China Leads the World in Ecommerce – China’s Ecommerce Imports to SA
According to GlobalData’s Ecommerce Analytics, China is set to achieve a 9.9% growth and retain its dominant position in the global ecommerce landscape in the current year. This would mean that the Chinese ecommerce market will reach CNY 15.2 tn ($2.2 tn) in 2023, driven by the ongoing shift of consumer preferences from offline to online shopping. The study found that ecommerce sales in China grew at a CAGR of 11.2% between 2018 and 2022 to reach a value of CNY13.8 tn ($2.0 tn) in 2022. China accounted for 33.9% share in the global ecommerce market in terms of payments value in 2022. It was followed by the US with $1.8 tn, while the UK stood at a distant third with $ 287.4 bn. The report believes that the global ecommerce landscape is unlikely to change in 2023 with China expected to retain its position at the top.
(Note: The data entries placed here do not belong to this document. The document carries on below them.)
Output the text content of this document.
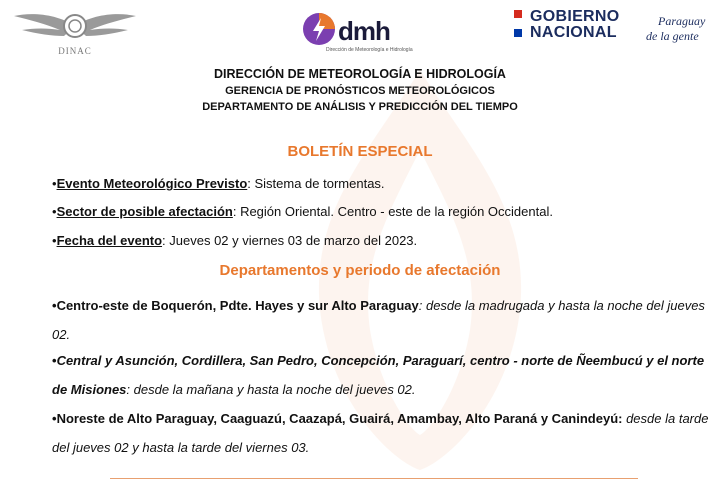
DINAC
dmh
Dirección de Meteorología e Hidrología
GOBIERNO
NACIONAL
Paraguay
de la gente
DIRECCIÓN DE METEOROLOGÍA E HIDROLOGÍA
GERENCIA DE PRONÓSTICOS METEOROLÓGICOS
DEPARTAMENTO DE ANÁLISIS Y PREDICCIÓN DEL TIEMPO
BOLETÍN ESPECIAL
•Evento Meteorológico Previsto: Sistema de tormentas.
•Sector de posible afectación: Región Oriental. Centro - este de la región Occidental.
•Fecha del evento: Jueves 02 y viernes 03 de marzo del 2023.
Departamentos y periodo de afectación
•Centro-este de Boquerón, Pdte. Hayes y sur Alto Paraguay: desde la madrugada y hasta la noche del jueves 02.
•Central y Asunción, Cordillera, San Pedro, Concepción, Paraguarí, centro - norte de Ñeembucú y el norte de Misiones: desde la mañana y hasta la noche del jueves 02.
•Noreste de Alto Paraguay, Caaguazú, Caazapá, Guairá, Amambay, Alto Paraná y Canindeyú: desde la tarde del jueves 02 y hasta la tarde del viernes 03.
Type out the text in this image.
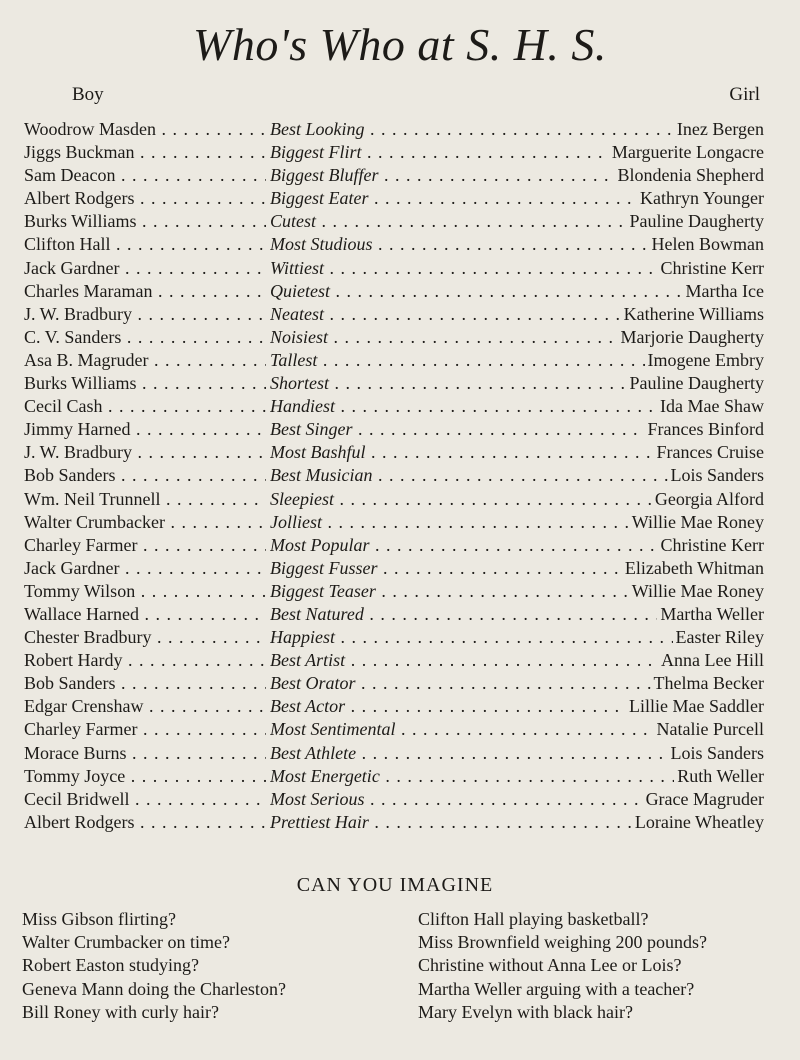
Who's Who at S. H. S.
Boy	Girl
Woodrow Masden . . .	Best Looking . . .	Inez Bergen
Jiggs Buckman . . .	Biggest Flirt . . .	Marguerite Longacre
Sam Deacon . . .	Biggest Bluffer . . .	Blondenia Shepherd
Albert Rodgers . . .	Biggest Eater . . .	Kathryn Younger
Burks Williams . . .	Cutest . . .	Pauline Daugherty
Clifton Hall . . .	Most Studious . . .	Helen Bowman
Jack Gardner . . .	Wittiest . . .	Christine Kerr
Charles Maraman . . .	Quietest . . .	Martha Ice
J. W. Bradbury . . .	Neatest . . .	Katherine Williams
C. V. Sanders . . .	Noisiest . . .	Marjorie Daugherty
Asa B. Magruder . . .	Tallest . . .	Imogene Embry
Burks Williams . . .	Shortest . . .	Pauline Daugherty
Cecil Cash . . .	Handiest . . .	Ida Mae Shaw
Jimmy Harned . . .	Best Singer . . .	Frances Binford
J. W. Bradbury . . .	Most Bashful . . .	Frances Cruise
Bob Sanders . . .	Best Musician . . .	Lois Sanders
Wm. Neil Trunnell . . .	Sleepiest . . .	Georgia Alford
Walter Crumbacker . . .	Jolliest . . .	Willie Mae Roney
Charley Farmer . . .	Most Popular . . .	Christine Kerr
Jack Gardner . . .	Biggest Fusser . . .	Elizabeth Whitman
Tommy Wilson . . .	Biggest Teaser . . .	Willie Mae Roney
Wallace Harned . . .	Best Natured . . .	Martha Weller
Chester Bradbury . . .	Happiest . . .	Easter Riley
Robert Hardy . . .	Best Artist . . .	Anna Lee Hill
Bob Sanders . . .	Best Orator . . .	Thelma Becker
Edgar Crenshaw . . .	Best Actor . . .	Lillie Mae Saddler
Charley Farmer . . .	Most Sentimental . . .	Natalie Purcell
Morace Burns . . .	Best Athlete . . .	Lois Sanders
Tommy Joyce . . .	Most Energetic . . .	Ruth Weller
Cecil Bridwell . . .	Most Serious . . .	Grace Magruder
Albert Rodgers . . .	Prettiest Hair . . .	Loraine Wheatley
CAN YOU IMAGINE
Miss Gibson flirting?
Walter Crumbacker on time?
Robert Easton studying?
Geneva Mann doing the Charleston?
Bill Roney with curly hair?
Clifton Hall playing basketball?
Miss Brownfield weighing 200 pounds?
Christine without Anna Lee or Lois?
Martha Weller arguing with a teacher?
Mary Evelyn with black hair?
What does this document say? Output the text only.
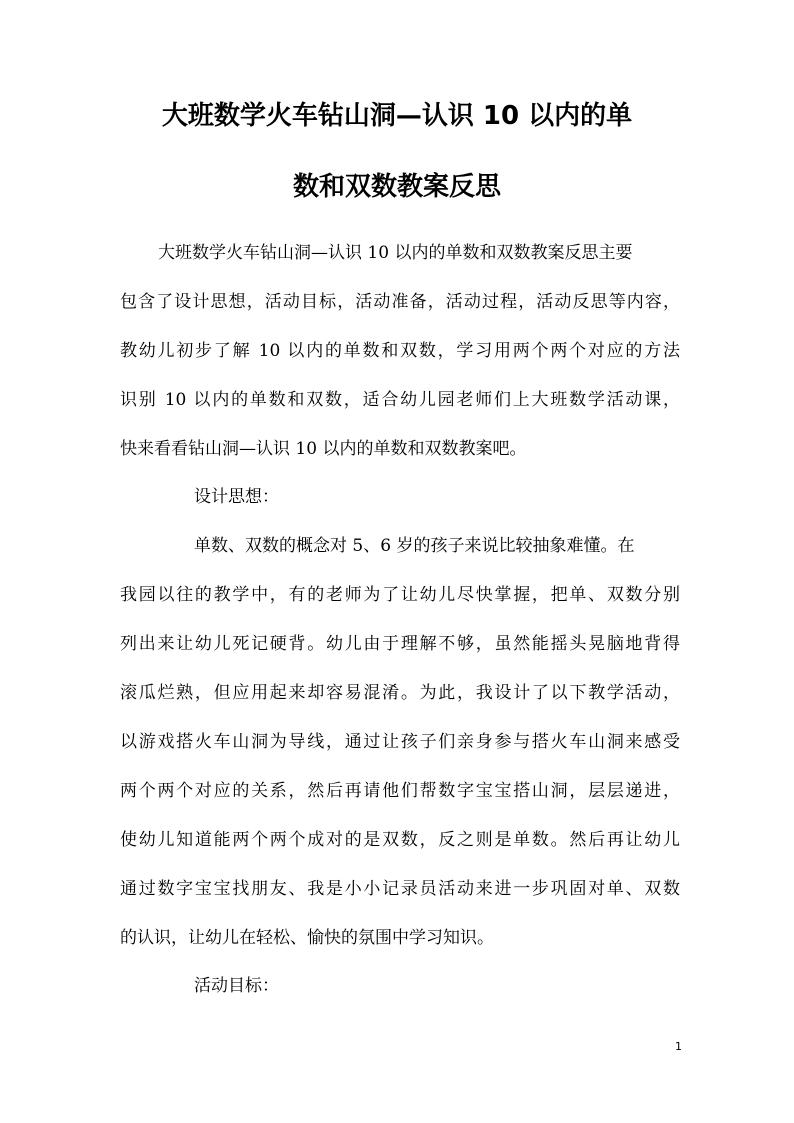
大班数学火车钻山洞—认识 10 以内的单
数和双数教案反思
大班数学火车钻山洞—认识 10 以内的单数和双数教案反思主要
包含了设计思想，活动目标，活动准备，活动过程，活动反思等内容，
教幼儿初步了解 10 以内的单数和双数，学习用两个两个对应的方法
识别 10 以内的单数和双数，适合幼儿园老师们上大班数学活动课，
快来看看钻山洞—认识 10 以内的单数和双数教案吧。
设计思想：
单数、双数的概念对 5、6 岁的孩子来说比较抽象难懂。在
我园以往的教学中，有的老师为了让幼儿尽快掌握，把单、双数分别
列出来让幼儿死记硬背。幼儿由于理解不够，虽然能摇头晃脑地背得
滚瓜烂熟，但应用起来却容易混淆。为此，我设计了以下教学活动，
以游戏搭火车山洞为导线，通过让孩子们亲身参与搭火车山洞来感受
两个两个对应的关系，然后再请他们帮数字宝宝搭山洞，层层递进，
使幼儿知道能两个两个成对的是双数，反之则是单数。然后再让幼儿
通过数字宝宝找朋友、我是小小记录员活动来进一步巩固对单、双数
的认识，让幼儿在轻松、愉快的氛围中学习知识。
活动目标：
1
The growth in the ecommerce market is also supported by increased activity in rural areas. According to the China’s Ministry of Commerce, online retail sales in rural areas rose by 12.5% during the first half 2023 compared to the same period in 2022.
The report also highlights livestream shopping as a growing trend in the China. Livestream shopping allows customers to view and buy products via online video streams hosted on ecommerce platforms. In addition, it notes the increase in popularity of social commerce due to the popularity of messaging platforms such as WeChat.
Meanwhile, that SA’s DTIC signed a MoU with China: ”Strengthening Investment Cooperation in Digital Industrialisation” during the recent BRICS Summit.(Can someone please define “digital industrialisation”?). The MoU does not dwell on ecommerce (except to say that competition policy should be used in the regulation of digital markets, and that the 2 countries should “carry out exchanges on their … regulations, rules and standards”). This comes at a time when, as reported in our previous Newsletter, the textile workers union with the textile manufacturers association launched a complaint at the DTIC against Shien and some other Chinese ecommerce companies for failing to pay the correct customs duties when importing fashion garments into SA. The Minister has told the press that an investigation has taken place, but at the time of writing the results have not been published, however, without warning SARS has started to slap heavy customs duties on Shien imports, which has annoyed consumers considerably. Unfortunately, this got heavy social media coverage for the wrong reason and has undermined consumers’ trust in ecommerce.
Meanwhile, a combined raid by SARS, the DTIC, the CCSA and other government agencies uncovered almost R20m in illegally imported Chinese textiles this month stored in one warehouse. EFSA is reliably informed that this is the tip of the iceberg, but that government is reluctant to repeat the raid, arguing that bringing multiple agencies together is a costly procedure. There is no direct evidence to link these textiles with any ecommerce company, however, it does reinforce the argument that Chinese textiles have been undermining the recovery of SA’s textile industry. EFA wonders if this pattern of illegal importation of textiles from China is to be found elsewhere in Africa?